Outro dos pontos que será abordado tem a ver com a extensão das convenções a trabalhadores de empresas que não estão filiadas nas associações que as assinaram. O regime esteve suspenso durante a permanência da troika em Portugal, foi alterado já no final do mandato do anterior Governo e, segundo Miguel Cabrita, carece de melhorias.
Pressão internacional condiciona Governo
O secretário de Estado destacou a importância de se encontrarem soluções “equilibradas” e reconheceu que “não vai ser fácil reverter a crise” da contratação colectiva, que se aprofundou durante a permanência da troika em Portugal.
Uma das dificuldades é a pressão internacional. Em resposta a uma pergunta lançada pela audiência, Miguel Cabrita admitiu que o Governo acaba por ficar condicionado na sua actuação quando as instituições internacionais, nomeadamente a Comissão Europeia, defendem de forma “explícita” a negociação de base empresarial e um alargamento das margens das relações individuais de trabalho.
O governante falava depois de a investigadora Maria da Paz Campos Lima ter apresentado um estudo sobre os desafios da negociação colectiva em Portugal.
A socióloga conclui que a intervenção da troika (entre 2011 e 2014) e as políticas seguidas pelo Governo do PSD/CDS aprofundaram a erosão da contratação colectiva, que atingiu níveis de cobertura nunca antes vistos.
O número de convenções (que incluem contratos colectivos, acordos colectivos e acordos de empresa) actualizadas passou de 296, em 2008, para 152, em 2014. Enquanto o número de trabalhadores abrangidos caiu de quase dois milhões para menos de 250 mil.

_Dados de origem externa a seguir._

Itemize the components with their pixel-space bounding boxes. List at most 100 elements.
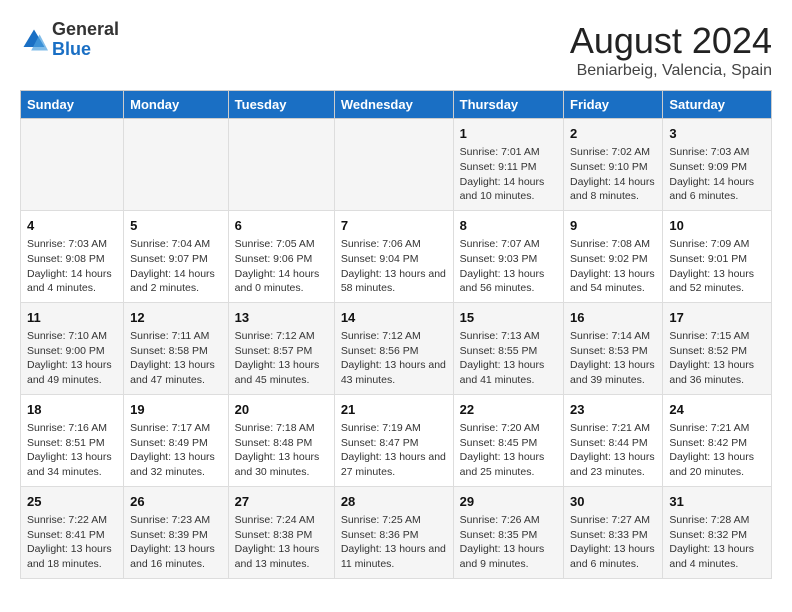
day-info: Sunrise: 7:20 AM Sunset: 8:45 PM Dayligh… xyxy=(460,421,557,480)
day-number: 11 xyxy=(27,309,117,327)
calendar-row: 4 Sunrise: 7:03 AM Sunset: 9:08 PM Daylig… xyxy=(21,210,772,302)
day-number: 28 xyxy=(341,493,447,511)
calendar-cell: 10 Sunrise: 7:09 AM Sunset: 9:01 PM Dayli… xyxy=(663,210,772,302)
calendar-cell: 19 Sunrise: 7:17 AM Sunset: 8:49 PM Dayli… xyxy=(124,394,229,486)
day-number: 8 xyxy=(460,217,557,235)
header-day: Monday xyxy=(124,91,229,119)
calendar-cell: 5Sunrise: 7:04 AM Sunset: 9:07 PM Daylig… xyxy=(124,210,229,302)
day-info: Sunrise: 7:22 AM Sunset: 8:41 PM Dayligh… xyxy=(27,513,117,572)
calendar-cell: 7 Sunrise: 7:06 AM Sunset: 9:04 PM Daylig… xyxy=(334,210,453,302)
calendar-cell xyxy=(228,119,334,211)
calendar-cell: 4 Sunrise: 7:03 AM Sunset: 9:08 PM Daylig… xyxy=(21,210,124,302)
calendar-cell: 30 Sunrise: 7:27 AM Sunset: 8:33 PM Dayli… xyxy=(564,486,663,578)
header-day: Thursday xyxy=(453,91,563,119)
calendar-cell: 23Sunrise: 7:21 AM Sunset: 8:44 PM Dayli… xyxy=(564,394,663,486)
day-info: Sunrise: 7:10 AM Sunset: 9:00 PM Dayligh… xyxy=(27,329,117,388)
calendar-cell: 21 Sunrise: 7:19 AM Sunset: 8:47 PM Dayli… xyxy=(334,394,453,486)
calendar-cell: 16 Sunrise: 7:14 AM Sunset: 8:53 PM Dayli… xyxy=(564,302,663,394)
day-number: 17 xyxy=(669,309,765,327)
day-number: 29 xyxy=(460,493,557,511)
calendar-cell: 20Sunrise: 7:18 AM Sunset: 8:48 PM Dayli… xyxy=(228,394,334,486)
day-number: 22 xyxy=(460,401,557,419)
day-info: Sunrise: 7:15 AM Sunset: 8:52 PM Dayligh… xyxy=(669,329,765,388)
calendar-cell: 14Sunrise: 7:12 AM Sunset: 8:56 PM Dayli… xyxy=(334,302,453,394)
calendar-body: 1 Sunrise: 7:01 AM Sunset: 9:11 PM Daylig… xyxy=(21,119,772,579)
calendar-row: 18 Sunrise: 7:16 AM Sunset: 8:51 PM Dayli… xyxy=(21,394,772,486)
day-number: 18 xyxy=(27,401,117,419)
day-number: 14 xyxy=(341,309,447,327)
calendar-cell: 24Sunrise: 7:21 AM Sunset: 8:42 PM Dayli… xyxy=(663,394,772,486)
subtitle: Beniarbeig, Valencia, Spain xyxy=(570,62,772,80)
header-day: Saturday xyxy=(663,91,772,119)
calendar-cell xyxy=(124,119,229,211)
calendar-cell: 27Sunrise: 7:24 AM Sunset: 8:38 PM Dayli… xyxy=(228,486,334,578)
calendar-cell: 25 Sunrise: 7:22 AM Sunset: 8:41 PM Dayli… xyxy=(21,486,124,578)
day-number: 6 xyxy=(235,217,328,235)
logo-general: General xyxy=(52,20,119,40)
calendar-cell: 1 Sunrise: 7:01 AM Sunset: 9:11 PM Daylig… xyxy=(453,119,563,211)
calendar-cell: 2Sunrise: 7:02 AM Sunset: 9:10 PM Daylig… xyxy=(564,119,663,211)
day-info: Sunrise: 7:19 AM Sunset: 8:47 PM Dayligh… xyxy=(341,421,447,480)
day-info: Sunrise: 7:08 AM Sunset: 9:02 PM Dayligh… xyxy=(570,237,656,296)
day-info: Sunrise: 7:07 AM Sunset: 9:03 PM Dayligh… xyxy=(460,237,557,296)
day-info: Sunrise: 7:06 AM Sunset: 9:04 PM Dayligh… xyxy=(341,237,447,296)
calendar-cell: 15Sunrise: 7:13 AM Sunset: 8:55 PM Dayli… xyxy=(453,302,563,394)
day-info: Sunrise: 7:12 AM Sunset: 8:57 PM Dayligh… xyxy=(235,329,328,388)
logo: General Blue xyxy=(20,20,119,60)
logo-text: General Blue xyxy=(52,20,119,60)
day-number: 16 xyxy=(570,309,656,327)
calendar-cell xyxy=(334,119,453,211)
logo-icon xyxy=(20,26,48,54)
header-day: Friday xyxy=(564,91,663,119)
calendar-cell: 26 Sunrise: 7:23 AM Sunset: 8:39 PM Dayli… xyxy=(124,486,229,578)
day-info: Sunrise: 7:21 AM Sunset: 8:42 PM Dayligh… xyxy=(669,421,765,480)
day-info: Sunrise: 7:01 AM Sunset: 9:11 PM Dayligh… xyxy=(460,145,557,204)
title-area: August 2024 Beniarbeig, Valencia, Spain xyxy=(570,20,772,80)
day-number: 13 xyxy=(235,309,328,327)
calendar-cell: 12Sunrise: 7:11 AM Sunset: 8:58 PM Dayli… xyxy=(124,302,229,394)
calendar-cell: 18 Sunrise: 7:16 AM Sunset: 8:51 PM Dayli… xyxy=(21,394,124,486)
day-number: 7 xyxy=(341,217,447,235)
day-number: 21 xyxy=(341,401,447,419)
day-info: Sunrise: 7:21 AM Sunset: 8:44 PM Dayligh… xyxy=(570,421,656,480)
day-info: Sunrise: 7:14 AM Sunset: 8:53 PM Dayligh… xyxy=(570,329,656,388)
calendar-table: SundayMondayTuesdayWednesdayThursdayFrid… xyxy=(20,90,772,579)
day-number: 4 xyxy=(27,217,117,235)
day-info: Sunrise: 7:09 AM Sunset: 9:01 PM Dayligh… xyxy=(669,237,765,296)
day-info: Sunrise: 7:05 AM Sunset: 9:06 PM Dayligh… xyxy=(235,237,328,296)
page-header: General Blue August 2024 Beniarbeig, Val… xyxy=(20,20,772,80)
calendar-cell: 6 Sunrise: 7:05 AM Sunset: 9:06 PM Daylig… xyxy=(228,210,334,302)
day-info: Sunrise: 7:23 AM Sunset: 8:39 PM Dayligh… xyxy=(130,513,222,572)
calendar-cell: 17 Sunrise: 7:15 AM Sunset: 8:52 PM Dayli… xyxy=(663,302,772,394)
day-number: 30 xyxy=(570,493,656,511)
calendar-cell: 8 Sunrise: 7:07 AM Sunset: 9:03 PM Daylig… xyxy=(453,210,563,302)
day-info: Sunrise: 7:03 AM Sunset: 9:08 PM Dayligh… xyxy=(27,237,117,296)
day-info: Sunrise: 7:17 AM Sunset: 8:49 PM Dayligh… xyxy=(130,421,222,480)
day-number: 1 xyxy=(460,125,557,143)
calendar-cell: 31Sunrise: 7:28 AM Sunset: 8:32 PM Dayli… xyxy=(663,486,772,578)
calendar-row: 25 Sunrise: 7:22 AM Sunset: 8:41 PM Dayli… xyxy=(21,486,772,578)
logo-blue: Blue xyxy=(52,40,119,60)
day-number: 9 xyxy=(570,217,656,235)
day-info: Sunrise: 7:27 AM Sunset: 8:33 PM Dayligh… xyxy=(570,513,656,572)
day-number: 26 xyxy=(130,493,222,511)
header-day: Tuesday xyxy=(228,91,334,119)
day-number: 2 xyxy=(570,125,656,143)
header-row: SundayMondayTuesdayWednesdayThursdayFrid… xyxy=(21,91,772,119)
calendar-cell: 29Sunrise: 7:26 AM Sunset: 8:35 PM Dayli… xyxy=(453,486,563,578)
day-info: Sunrise: 7:16 AM Sunset: 8:51 PM Dayligh… xyxy=(27,421,117,480)
day-number: 19 xyxy=(130,401,222,419)
calendar-cell xyxy=(21,119,124,211)
day-info: Sunrise: 7:11 AM Sunset: 8:58 PM Dayligh… xyxy=(130,329,222,388)
main-title: August 2024 xyxy=(570,20,772,62)
day-number: 31 xyxy=(669,493,765,511)
header-day: Wednesday xyxy=(334,91,453,119)
calendar-cell: 3Sunrise: 7:03 AM Sunset: 9:09 PM Daylig… xyxy=(663,119,772,211)
calendar-header: SundayMondayTuesdayWednesdayThursdayFrid… xyxy=(21,91,772,119)
calendar-cell: 22 Sunrise: 7:20 AM Sunset: 8:45 PM Dayli… xyxy=(453,394,563,486)
day-number: 10 xyxy=(669,217,765,235)
day-info: Sunrise: 7:13 AM Sunset: 8:55 PM Dayligh… xyxy=(460,329,557,388)
day-info: Sunrise: 7:04 AM Sunset: 9:07 PM Dayligh… xyxy=(130,237,222,296)
day-number: 25 xyxy=(27,493,117,511)
day-info: Sunrise: 7:24 AM Sunset: 8:38 PM Dayligh… xyxy=(235,513,328,572)
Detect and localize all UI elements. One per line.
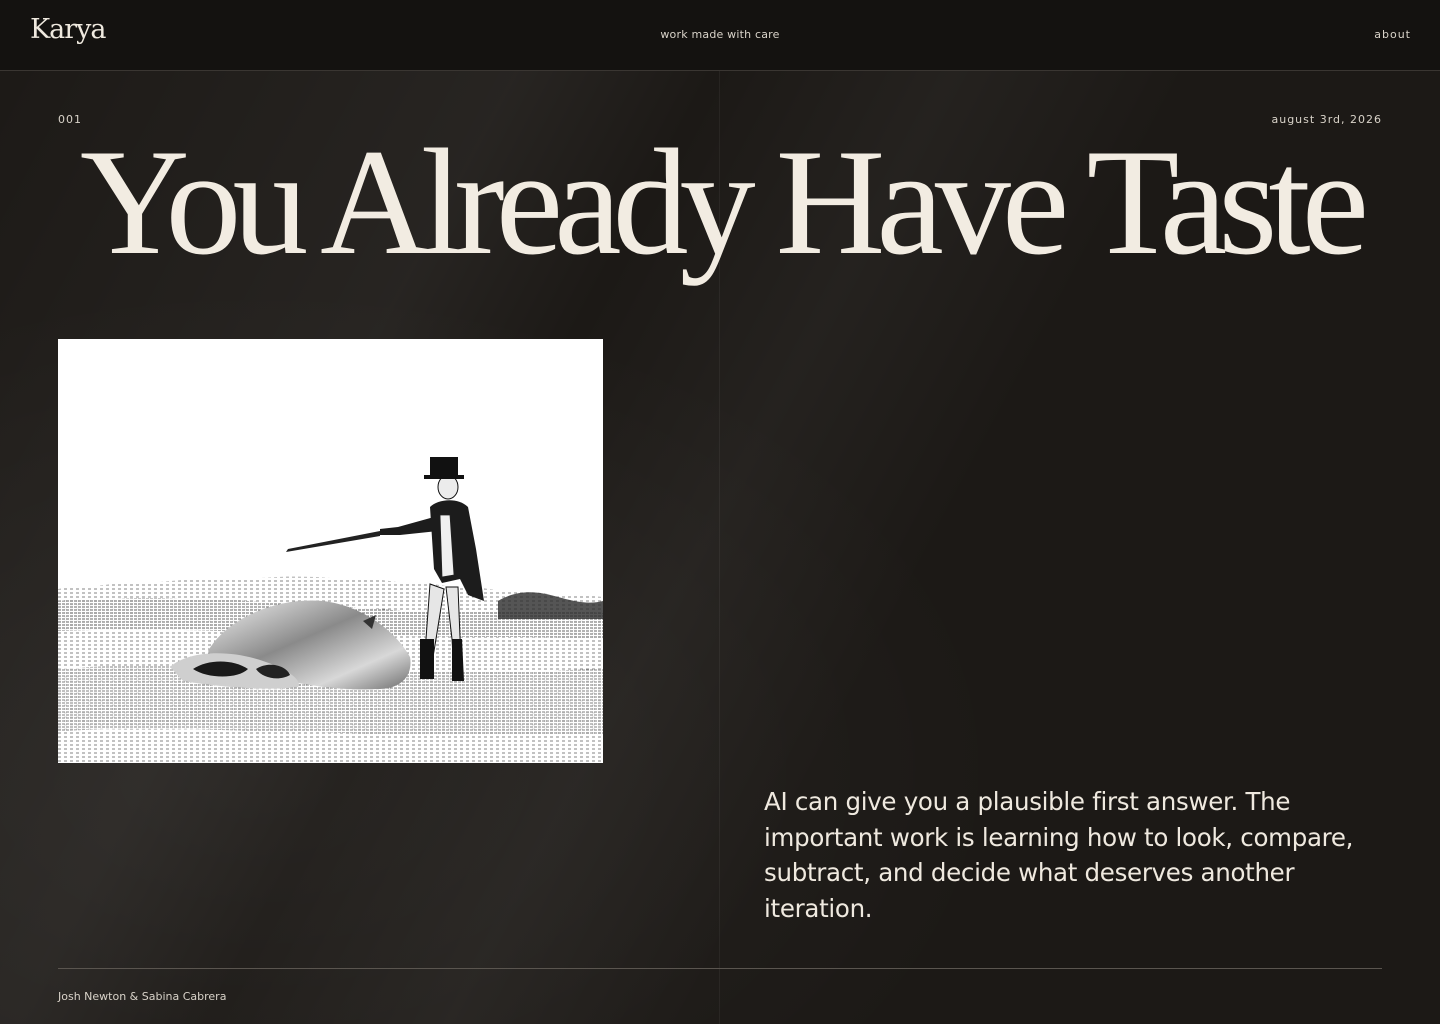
- hero-illustration: [58, 339, 603, 763]
- about-link[interactable]: about: [1374, 28, 1411, 41]
- top-bar: Karya work made with care about: [0, 0, 1440, 71]
- footer-divider: [58, 968, 1382, 969]
- page-title: You Already Have Taste: [79, 118, 1369, 286]
- engraving-man-with-whale: [58, 457, 603, 763]
- intro-paragraph: AI can give you a plausible first answer…: [764, 787, 1354, 923]
- site-tagline: work made with care: [660, 28, 780, 41]
- author-credits: Josh Newton & Sabina Cabrera: [58, 990, 227, 1003]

“A partir de 2012, apenas 10% dos trabalhadores por conta de outrem viram as suas convenções actualizadas”, reforçou a investigadora, alertando que outro sinal da “degradação das relações laborais” tem a ver com o facto de terem passado mais de três anos desde a última vez que a convenção tinha sido actualizada.
Ou seja, rematou, “grande parte dos trabalhadores, sobretudo os jovens, as mulheres, já para não falar dos imigrantes, não tiveram actualizações salariais resultantes da negociação colectiva”.
Alerta semelhante já tinha sido deixado por um estudo elaborado pelo Centro de Relações Laborais.
Maria da Paz Campos Lima deixou algumas propostas para inverter a situação, nomeadamente a recuperação do princípio do tratamento mais favorável , a extensão das convenções tendo como critério o “interesse público” e não a representatividade das associações patronais, entre outras.